El mundo se detuvo alrededor de Bastien, el vaso estalló, las sombras blancas se detuvieron en su lugar como si nunca se hubieran movido, y el grito se convirtió en lamento, un prolongado lamento, un suspiro desconsolado, compasivo y caluroso. Luego el silencio.
Bastien miró las letras, que se mezclaban ahora con pequeñas esquirlas de cristal: los cuadrados blancos destacaban sobre un fondo rojo, rojo como su emoción, su desesperación, esa verdad insoportable. Cuando perdió el conocimiento, no fue una voz lo que oyó en su cabeza, sino un rostro lo que vio, un rostro que se inclinaba sobre él como un hada sobre una cuna. Un rostro sin piel, sin nariz, sin labios… Una masa informe de carne blanca que una y otra vez le recordaba:
«-Algún día sucederán cosas terribles…»
«R
ecoger a mi hijo y marcharnos… recoger a mi hijo y marcharnos… recog…
¡ALTO!» Audrey cerró los ojos por un momento, volvió a abrirlos para intentar recuperar la calma. Sin conseguirlo: no conseguía centrarse en otro pensamiento desde su visita a Hecticon. Tras haber visto a Joce entrar después de ella, tras haber intentado encontrar una razón legítima a su presencia allí —¿podía ejercer funciones jurídicas razonablemente en el seno de la empresa?—, había terminado por imponerse una lógica un poco retorcida: Cléance Rochefort conocía perfectamente la situación de Audrey; Cléance Rochefort había proferido amenazas apenas veladas; Joce conocía a Cléance Rochefort; Joce no quería a su hijo; Joce estaba dispuesto a todo para hacerle daño a ella; Joce, o Antoine, o ambos, u otra persona relacionada con él /ellos se encontraba(n) bajo la ventana de su cocina la noche anterior y la vigilaba(n) hacía ya varios días… ¿Cómo se combinaban las diferentes premisas para formar una sola?
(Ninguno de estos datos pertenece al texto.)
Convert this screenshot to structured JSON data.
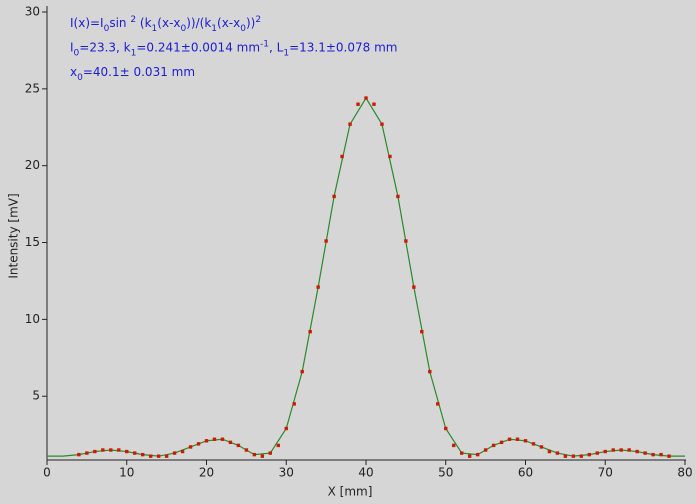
{
  "chart_data": {
    "type": "scatter",
    "xlabel": "X [mm]",
    "ylabel": "Intensity [mV]",
    "annotations": [
      [
        {
          "text": "I(x)=I"
        },
        {
          "text": "0",
          "shift": "sub"
        },
        {
          "text": "sin "
        },
        {
          "text": "2",
          "shift": "sup"
        },
        {
          "text": " (k"
        },
        {
          "text": "1",
          "shift": "sub"
        },
        {
          "text": "(x-x"
        },
        {
          "text": "0",
          "shift": "sub"
        },
        {
          "text": "))/(k"
        },
        {
          "text": "1",
          "shift": "sub"
        },
        {
          "text": "(x-x"
        },
        {
          "text": "0",
          "shift": "sub"
        },
        {
          "text": "))"
        },
        {
          "text": "2",
          "shift": "sup"
        }
      ],
      [
        {
          "text": "I"
        },
        {
          "text": "0",
          "shift": "sub"
        },
        {
          "text": "=23.3,  k"
        },
        {
          "text": "1",
          "shift": "sub"
        },
        {
          "text": "=0.241±0.0014 mm"
        },
        {
          "text": "-1",
          "shift": "sup"
        },
        {
          "text": ",   L"
        },
        {
          "text": "1",
          "shift": "sub"
        },
        {
          "text": "=13.1±0.078 mm"
        }
      ],
      [
        {
          "text": "x"
        },
        {
          "text": "0",
          "shift": "sub"
        },
        {
          "text": "=40.1±  0.031 mm"
        }
      ]
    ],
    "xlim": [
      0,
      80
    ],
    "xticks": [
      0,
      10,
      20,
      30,
      40,
      50,
      60,
      70,
      80
    ],
    "ylim": [
      0.85,
      30
    ],
    "yticks": [
      5,
      10,
      15,
      20,
      25,
      30
    ],
    "series": [
      {
        "style": "line",
        "color": "#2a8a2a",
        "x": [
          0,
          2,
          4,
          6,
          8,
          10,
          12,
          14,
          16,
          18,
          20,
          22,
          24,
          26,
          28,
          30,
          32,
          34,
          36,
          38,
          40,
          42,
          44,
          46,
          48,
          50,
          52,
          54,
          56,
          58,
          60,
          62,
          64,
          66,
          68,
          70,
          72,
          74,
          76,
          78,
          80
        ],
        "values": [
          1.1,
          1.1,
          1.2,
          1.4,
          1.5,
          1.4,
          1.2,
          1.1,
          1.3,
          1.7,
          2.1,
          2.2,
          1.8,
          1.2,
          1.3,
          2.9,
          6.6,
          12.1,
          18.0,
          22.7,
          24.4,
          22.7,
          18.0,
          12.1,
          6.6,
          2.9,
          1.3,
          1.2,
          1.8,
          2.2,
          2.1,
          1.7,
          1.3,
          1.1,
          1.2,
          1.4,
          1.5,
          1.4,
          1.2,
          1.1,
          1.1
        ]
      },
      {
        "style": "points",
        "color": "#cc1a00",
        "x": [
          4,
          5,
          6,
          7,
          8,
          9,
          10,
          11,
          12,
          13,
          14,
          15,
          16,
          17,
          18,
          19,
          20,
          21,
          22,
          23,
          24,
          25,
          26,
          27,
          28,
          29,
          30,
          31,
          32,
          33,
          34,
          35,
          36,
          37,
          38,
          39,
          40,
          41,
          42,
          43,
          44,
          45,
          46,
          47,
          48,
          49,
          50,
          51,
          52,
          53,
          54,
          55,
          56,
          57,
          58,
          59,
          60,
          61,
          62,
          63,
          64,
          65,
          66,
          67,
          68,
          69,
          70,
          71,
          72,
          73,
          74,
          75,
          76,
          77,
          78
        ],
        "values": [
          1.2,
          1.3,
          1.4,
          1.5,
          1.5,
          1.5,
          1.4,
          1.3,
          1.2,
          1.1,
          1.1,
          1.1,
          1.3,
          1.4,
          1.7,
          1.9,
          2.1,
          2.2,
          2.2,
          2.0,
          1.8,
          1.5,
          1.2,
          1.1,
          1.3,
          1.8,
          2.9,
          4.5,
          6.6,
          9.2,
          12.1,
          15.1,
          18.0,
          20.6,
          22.7,
          24.0,
          24.4,
          24.0,
          22.7,
          20.6,
          18.0,
          15.1,
          12.1,
          9.2,
          6.6,
          4.5,
          2.9,
          1.8,
          1.3,
          1.1,
          1.2,
          1.5,
          1.8,
          2.0,
          2.2,
          2.2,
          2.1,
          1.9,
          1.7,
          1.4,
          1.3,
          1.1,
          1.1,
          1.1,
          1.2,
          1.3,
          1.4,
          1.5,
          1.5,
          1.5,
          1.4,
          1.3,
          1.2,
          1.2,
          1.1
        ]
      }
    ]
  }
}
No lo sabía, pero por ahora le daba igual: todo aquello tenía por fuerza que tener algún sentido. De manera que, en tanto encontraba una salida, después de andar vagando por las calles de Laville y haber dejado un mensaje falsamente lacónico en el contestador de Nicolas le Garrec, acababa de aparcar delante del colegio de David. No tenía otra opción: a pesar de los riesgos judiciales, debía recuperar a David. Protegerlo teniéndolo a su lado, al menos de momento, el tiempo suficiente para ver las cosas con más claridad.
Miró por el retrovisor: diez, veinte veces lo había comprobado esa mañana. Nadie. Bueno, hasta donde la niebla le permitía asegurarse de ello.
Cuando juzgó que el camino estaba expedito —maldiciéndose por esa repentina paranoia que ya no lograba controlar—, bajó del Clio y cruzó el portal pintado de un alegre azul, sobre el cual se leía: Los Herrerillos, escuela primaria. Penetró en el vestíbulo con el corazón encogido, pensando que no había acompañado a David ahí en su primer día de clase en Laville-Saint-Jour, que ni tan siquiera había llegado a ver el interior del edificio, cubiertas sus paredes con dibujos de niños y taquillas de colores.
Buscó la secretaría, luchando aún contra la respiración que le faltaba, la urgencia que nublaba cualquier facultad razonadora. Tomó aire antes de empujar la puerta de la secretaría de Los Herrerillos, para presentarse, sonriente, luminosa, y explicar a la secretaria con la mayor tranquilidad posible que un asunto familiar la obligaba a llevarse a David antes de terminar las clases de la jornada. Esta la escuchó educadamente, con la comprensión justa en la sonrisa en semejante circunstancia y con un brillo sospechoso en la mirada. Finalmente, la encaminó hacia el despacho del director.